Quelle issue pour les embryons congelés ?

Publié le 27 Mar, 2006

Le Père Alain Mattheeuws, jésuite, docteur en théologie morale et sacramentaire, professeur dans différentes facultés et spécialiste de la recherche bioéthique en théologie morale, répond dans une interview à Zenit* aux délicates questions qui entourent la congélation, l’implantation et l’adoption d’embryons créés par fécondation

in vitro. Il lance “un appel éthique” pour que soit respecté l’embryon congelé, qu’il nomme “enfant embryonnaire congelé“.

La congélation d’embryons humains, pour ceux créés en excédant lors d’une fécondation in vitro, ne posent que des problèmes techniques et juridiques si l’on considère l’embryon comme un matériau biologique. En revanche, si l’on considère qu’il faut protéger l’être humain dès sa conception, la congélation d’embryon est inacceptable comme l’explique l’Instruction Donum vitae : “La congélation des embryons, même si elle est réalisée pour garantir une conservation de l’embryon en vie (« cryoconservation ») constitue une offense au respect dû aux êtres humains, car elle les expose à de graves risques de mort ou d’atteinte à leur intégrité ; elle les prive au moins temporairement de l’accueil et de la gestation maternelle, et les place dans une situation susceptible d’offenses et de manipulations ultérieures.” (Intro n°6)

Le Père A. Mattheeuws rappelle “le caractère illicite (immoral) des procréations médicalement assistées (PMA)“. “Si les parents posent la question de la valeur de leur acte, gardons-nous de les juger. Mais par contre, il convient d’être vrai et ne pas cacher le caractère illicite de ce qu’ils ont fait, parfois de bonne foi. Éclairer la conscience avec délicatesse et amour, c’est toujours respecter la dignité d’autrui”.

Les parents n’ont pas un droit absolu sur leurs “enfants embryonnaires”, en revanche ils en sont responsables. Même si certains Etats proposent de défaire juridiquement cette responsabilité parentale, les couples ne peuvent pas “moralement signer “une décharge totale” des embryons issus de leur corps et de leurs personnes” et s’en décharger comme des “objets”. Les parents ont des décisions à prendre quant à l’avenir de leur “enfant embryonnaire”, “ils ne peuvent pas se débarrasser de la responsabilité qu’ils ont prise en concevant ces embryons, même avec l’aide d’un médecin“.

Les couples qui recourent à la PMA doivent prendre conscience du statut et de la dignité de ces “enfants embryonnaires congelés”. Ils doivent tout faire pour les respecter et leur donner la possibilité de continuer à vivre en leur rendant la dimension du temps, en les sortant de leur état congelé et en n’en faisant pas des matériaux de recherche.
Le Père Mattheeuws ne pense pas qu’il y ait “une obligation morale” pour les couples à implanter dans l’utérus maternel tous les embryons créés en vue de les mettre au monde mais il les appelle à accomplir “au mieux” leur responsabilité d’engendrement en les délivrant de leur “prison de froid“.

Aux Etats-Unis, on dénombre 400 000 embryons congelés dont 11 000 surnuméraires ne feraient plus l’objet d’un projet parental.
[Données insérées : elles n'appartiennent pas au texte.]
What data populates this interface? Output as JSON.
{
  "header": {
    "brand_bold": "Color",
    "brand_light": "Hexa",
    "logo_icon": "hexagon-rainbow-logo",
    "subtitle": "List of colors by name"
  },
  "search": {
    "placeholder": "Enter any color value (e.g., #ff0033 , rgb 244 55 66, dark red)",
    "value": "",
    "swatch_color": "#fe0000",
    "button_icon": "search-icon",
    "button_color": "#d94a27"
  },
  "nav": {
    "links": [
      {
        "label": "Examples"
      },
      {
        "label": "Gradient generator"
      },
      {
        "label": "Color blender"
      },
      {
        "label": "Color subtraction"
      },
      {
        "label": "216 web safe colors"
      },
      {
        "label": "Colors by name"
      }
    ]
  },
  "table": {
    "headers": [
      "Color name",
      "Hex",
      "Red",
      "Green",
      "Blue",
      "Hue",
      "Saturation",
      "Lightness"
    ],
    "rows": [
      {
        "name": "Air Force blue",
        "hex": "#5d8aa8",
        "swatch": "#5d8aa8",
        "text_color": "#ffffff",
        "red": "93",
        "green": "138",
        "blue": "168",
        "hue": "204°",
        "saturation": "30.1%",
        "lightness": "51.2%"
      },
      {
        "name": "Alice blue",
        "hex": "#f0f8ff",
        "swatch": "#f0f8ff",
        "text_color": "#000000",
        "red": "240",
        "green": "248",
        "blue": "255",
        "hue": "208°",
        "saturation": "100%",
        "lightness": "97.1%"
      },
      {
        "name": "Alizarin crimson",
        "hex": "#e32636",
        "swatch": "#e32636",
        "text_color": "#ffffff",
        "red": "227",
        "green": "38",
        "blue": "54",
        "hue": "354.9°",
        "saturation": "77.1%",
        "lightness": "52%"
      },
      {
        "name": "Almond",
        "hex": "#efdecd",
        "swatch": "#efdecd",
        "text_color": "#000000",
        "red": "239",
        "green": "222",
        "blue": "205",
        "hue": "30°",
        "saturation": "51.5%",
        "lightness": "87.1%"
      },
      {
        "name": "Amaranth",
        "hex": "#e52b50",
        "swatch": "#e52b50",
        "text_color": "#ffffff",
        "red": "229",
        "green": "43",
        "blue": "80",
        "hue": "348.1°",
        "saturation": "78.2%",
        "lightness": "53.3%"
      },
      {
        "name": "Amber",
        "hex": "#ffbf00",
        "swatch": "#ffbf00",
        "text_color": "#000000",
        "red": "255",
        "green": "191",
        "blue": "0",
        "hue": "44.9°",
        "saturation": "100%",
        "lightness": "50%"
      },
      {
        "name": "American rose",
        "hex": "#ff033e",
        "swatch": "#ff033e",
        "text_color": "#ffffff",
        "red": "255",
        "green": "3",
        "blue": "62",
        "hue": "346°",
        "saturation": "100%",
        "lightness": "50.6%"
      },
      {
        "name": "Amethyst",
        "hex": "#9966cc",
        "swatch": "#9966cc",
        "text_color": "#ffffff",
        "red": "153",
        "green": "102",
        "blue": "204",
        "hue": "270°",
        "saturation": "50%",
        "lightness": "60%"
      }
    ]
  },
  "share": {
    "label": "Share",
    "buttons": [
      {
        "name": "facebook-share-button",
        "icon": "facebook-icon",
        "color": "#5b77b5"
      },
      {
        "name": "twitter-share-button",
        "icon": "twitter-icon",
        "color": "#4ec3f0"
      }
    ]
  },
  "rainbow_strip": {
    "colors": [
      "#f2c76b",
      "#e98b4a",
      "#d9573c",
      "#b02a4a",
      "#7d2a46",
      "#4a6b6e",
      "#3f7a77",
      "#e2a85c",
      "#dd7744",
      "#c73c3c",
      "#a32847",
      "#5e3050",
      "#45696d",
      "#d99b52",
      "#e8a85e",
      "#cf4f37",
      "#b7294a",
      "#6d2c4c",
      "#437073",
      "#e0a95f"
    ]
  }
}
En France, ils seraient 80 000. En Belgique, 24 000.

Peut-on alors envisager “l’adoption” des embryon congelés ?
Pour certains, adopter des enfants embryonnaires ajouterait “une pièce au puzzle complexe et aberrant d’un système qui ne respecte pas l’origine de la vie humaine“. D’autres pensent “qu’une adoption massive et visible de ces enfants embryonnaires témoignerait du respect qu’on leur doit et favoriserait à long terme une prise de conscience du mal qui leur a été fait, et donc du caractère mortifère de ces diverses techniques“. D’autres arguments sont à considérer : l’accord commun des époux, le statut du corps de la femme, le droit de l’embryon à être conçu, porté et mis au monde par sa mère et l’amour de ses parents…
L‘adoption d’embryons congelés peut prendre deux formes : le “sauvetage d’embryon“, s’il s’agit, pour une femme, de mettre simplement l’embryon au monde, ou “l’adoption d’embryon” s’il s’agit, pour un couple, d’accueillir l’embryon, une fois né, au sein de sa famille.
Pour le Père Mattheeuws : “l’adoption-gestation ne [me] semble pas un moyen respectueux. Elle ne rejoint pas la perfection d’un acte moralement bon. L’intention est généreuse, mais l’objet de l’acte contredit le respect qui est du à tout être humain, particulièrement à la femme” car il y a une “unité insécable” entre la conception et la gestation.